Rudin PMA 4.20 - how can this function be unbounded ? Considering Rudin hasn't introduced "divergence" of functions yet in the chapter.

Question

Here is the very beggining of Rudin's Principles of Mathematical Analysis 4.20 theorem:

Let $E$ be a noncompact and bounded set in $\mathbb{R}^1$. Then there exists a continuous function on $E$ which is notuniformly continuous.

Proof:

"By condition there exists a limit point $x_0$ of $E$ which is not a point of $E$. Consider $$f(x)=\dfrac{1}{x-x_0}\quad (x\in E).$$ This is continuous on $E$, but evidently unbounded.

I am not able to appreciate how evidently the function $f$ is unbounded on $E$.

I have tried to suppose $f$ is bounded on $E$. As $\lim _{x\to x_0} |f(x)| = \infty$ I could possibly conclude. But, the problem is that at this point of the book, Rudin hasn't introduced the limit of a function "diverging" at a point (he has just introduced $\lim _{x\to x_0} f(x) = q \in Y$ where $Y$ is the image metric space of $f$). So, I suspect there is another way to prove this "evident" unboundedness and that Rudin had this in mind.

Answer 1

If $x_0$ is a limit point of $E$, then there is a sequence of points $x_n \in E$ such that $x_n \to x_0$ as $n \to \infty$.

This implies by the definition of a limit (already introduced by Rudin) that for any $K > 0$ there exists $m \in \mathbb{N}$ such that $|x_m - x_0| < \frac1{K}$ and $f(x_m) =\frac{1}{|x_m - x_0|} > K$. Hence $f$ is unbounded on $E$.

Answer 2

$\lim_{x\to x_0}|f(x)|=\infty$ is exactly a way to conclude that it is unbounded.

It is 'evident' because if $\left|\frac{1}{x-x_0}\right|<M$ for all $x\neq x_0$ we could contradict that with $x=x_0+\frac{1}{2M}$ (say). Rudin probably has in mind an intuitive sense of unboundedness or divergence, but honestly if you're studying uniform continuity (a more advanced concept) you should already know what is meant by that. If Rudin is supposed to teach from square one, then divergence really should have been taught earlier in the book!

Answer 3

Rudin introduced the concept of convergence in Chapter 3. But as you say, he did not define "convergence to the improper limit $\infty$".

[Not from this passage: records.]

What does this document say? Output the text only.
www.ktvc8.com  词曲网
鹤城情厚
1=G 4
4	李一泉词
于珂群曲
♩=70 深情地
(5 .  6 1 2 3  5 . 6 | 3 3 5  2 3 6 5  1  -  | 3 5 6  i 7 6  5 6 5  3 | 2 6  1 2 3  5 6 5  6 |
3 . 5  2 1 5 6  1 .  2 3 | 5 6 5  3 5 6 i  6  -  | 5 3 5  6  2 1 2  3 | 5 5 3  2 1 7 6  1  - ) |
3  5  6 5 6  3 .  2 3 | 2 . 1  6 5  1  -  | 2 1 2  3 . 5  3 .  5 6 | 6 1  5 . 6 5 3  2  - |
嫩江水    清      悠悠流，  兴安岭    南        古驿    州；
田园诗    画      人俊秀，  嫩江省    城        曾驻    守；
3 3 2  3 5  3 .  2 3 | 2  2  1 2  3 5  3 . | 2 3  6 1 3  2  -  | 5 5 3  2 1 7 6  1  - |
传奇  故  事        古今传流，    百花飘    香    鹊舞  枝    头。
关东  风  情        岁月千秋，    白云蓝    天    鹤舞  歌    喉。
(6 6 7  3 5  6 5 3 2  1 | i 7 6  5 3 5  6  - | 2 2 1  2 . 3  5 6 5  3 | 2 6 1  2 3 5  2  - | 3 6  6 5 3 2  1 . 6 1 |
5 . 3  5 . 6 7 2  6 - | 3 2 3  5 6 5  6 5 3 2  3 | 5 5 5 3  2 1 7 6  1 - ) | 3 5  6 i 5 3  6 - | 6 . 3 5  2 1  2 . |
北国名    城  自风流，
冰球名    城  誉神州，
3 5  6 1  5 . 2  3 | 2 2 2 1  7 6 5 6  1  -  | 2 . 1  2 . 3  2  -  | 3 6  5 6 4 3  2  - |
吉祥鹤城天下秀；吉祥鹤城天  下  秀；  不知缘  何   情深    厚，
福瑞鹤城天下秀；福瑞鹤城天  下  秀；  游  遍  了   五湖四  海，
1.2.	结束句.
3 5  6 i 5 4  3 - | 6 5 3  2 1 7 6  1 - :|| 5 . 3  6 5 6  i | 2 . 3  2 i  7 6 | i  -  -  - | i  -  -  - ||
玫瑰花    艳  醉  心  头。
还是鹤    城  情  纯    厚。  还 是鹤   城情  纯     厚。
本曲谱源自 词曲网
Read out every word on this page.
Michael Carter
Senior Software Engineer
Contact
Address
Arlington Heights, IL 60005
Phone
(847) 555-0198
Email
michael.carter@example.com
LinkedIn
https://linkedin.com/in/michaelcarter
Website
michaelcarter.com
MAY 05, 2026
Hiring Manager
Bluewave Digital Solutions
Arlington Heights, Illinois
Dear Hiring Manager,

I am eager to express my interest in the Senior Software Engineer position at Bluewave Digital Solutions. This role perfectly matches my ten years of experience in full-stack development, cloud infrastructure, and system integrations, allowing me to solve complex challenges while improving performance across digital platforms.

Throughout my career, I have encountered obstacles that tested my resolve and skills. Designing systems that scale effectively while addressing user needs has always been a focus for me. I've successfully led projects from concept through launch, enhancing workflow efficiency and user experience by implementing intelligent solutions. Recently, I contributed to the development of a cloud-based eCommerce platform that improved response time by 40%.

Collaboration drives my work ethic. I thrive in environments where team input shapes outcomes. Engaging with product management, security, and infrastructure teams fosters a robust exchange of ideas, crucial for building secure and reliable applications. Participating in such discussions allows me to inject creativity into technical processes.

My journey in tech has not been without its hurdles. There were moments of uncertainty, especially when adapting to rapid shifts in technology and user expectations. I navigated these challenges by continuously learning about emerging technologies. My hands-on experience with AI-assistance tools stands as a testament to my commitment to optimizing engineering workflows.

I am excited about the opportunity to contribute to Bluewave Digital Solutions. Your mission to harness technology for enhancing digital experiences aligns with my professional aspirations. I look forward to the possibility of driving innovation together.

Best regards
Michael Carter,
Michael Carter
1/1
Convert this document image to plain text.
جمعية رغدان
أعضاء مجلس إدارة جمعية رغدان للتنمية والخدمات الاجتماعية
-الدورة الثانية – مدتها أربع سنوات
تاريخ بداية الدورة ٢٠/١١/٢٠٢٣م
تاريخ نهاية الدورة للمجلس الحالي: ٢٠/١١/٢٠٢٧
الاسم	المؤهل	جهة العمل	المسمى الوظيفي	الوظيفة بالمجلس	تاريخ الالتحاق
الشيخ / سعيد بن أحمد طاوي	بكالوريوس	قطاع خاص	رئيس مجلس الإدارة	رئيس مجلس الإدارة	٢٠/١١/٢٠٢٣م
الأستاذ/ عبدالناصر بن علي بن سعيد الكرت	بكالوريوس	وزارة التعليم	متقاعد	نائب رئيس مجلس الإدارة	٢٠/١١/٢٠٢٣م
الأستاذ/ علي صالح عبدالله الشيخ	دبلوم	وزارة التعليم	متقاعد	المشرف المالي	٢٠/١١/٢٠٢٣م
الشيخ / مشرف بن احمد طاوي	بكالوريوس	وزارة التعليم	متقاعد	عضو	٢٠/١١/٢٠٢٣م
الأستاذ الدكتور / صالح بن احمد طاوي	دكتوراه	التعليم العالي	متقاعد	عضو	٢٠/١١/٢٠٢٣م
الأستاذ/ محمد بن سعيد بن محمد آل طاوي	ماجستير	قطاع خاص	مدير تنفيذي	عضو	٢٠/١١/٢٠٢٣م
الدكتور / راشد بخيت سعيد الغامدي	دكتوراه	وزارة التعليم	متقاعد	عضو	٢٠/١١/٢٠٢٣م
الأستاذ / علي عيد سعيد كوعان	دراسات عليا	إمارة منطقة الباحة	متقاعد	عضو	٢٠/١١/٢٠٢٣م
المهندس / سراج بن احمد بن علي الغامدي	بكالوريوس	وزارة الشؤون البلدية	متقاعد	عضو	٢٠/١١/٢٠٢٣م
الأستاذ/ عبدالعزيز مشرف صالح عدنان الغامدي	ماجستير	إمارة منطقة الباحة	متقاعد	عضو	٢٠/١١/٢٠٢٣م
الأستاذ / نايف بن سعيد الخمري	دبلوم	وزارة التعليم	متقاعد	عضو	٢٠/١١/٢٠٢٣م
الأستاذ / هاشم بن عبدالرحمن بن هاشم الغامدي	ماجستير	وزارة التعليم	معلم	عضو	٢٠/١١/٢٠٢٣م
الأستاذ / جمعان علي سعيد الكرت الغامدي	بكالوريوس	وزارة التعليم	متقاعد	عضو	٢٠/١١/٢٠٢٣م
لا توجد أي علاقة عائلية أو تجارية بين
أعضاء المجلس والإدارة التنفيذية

However, the concept of convergence is not needed in the proof.

By Theorem 2.41 the non-compact set $E$ contains an infinite subset $F$ having no limit point in $E$. Since $E$ is bounded, also $F$ is bounded and by Theorem 2.42 it has a limit point $x_0 \in \mathbb R$. Clearly $x_0 \notin E$. Thus $x_0$ is a limit point of $E$ which does not belong to $E$. By Definition 2.18 we find for each $n \in \mathbb N$ an element $x_n \in E$ such that $\lvert x_n - x_0 \rvert < 1/n$. Thus $$\left\lvert \frac{1}{x_n - x_0} \right\rvert > n$$ which shows that the functon $f$ is unbounded on $E$.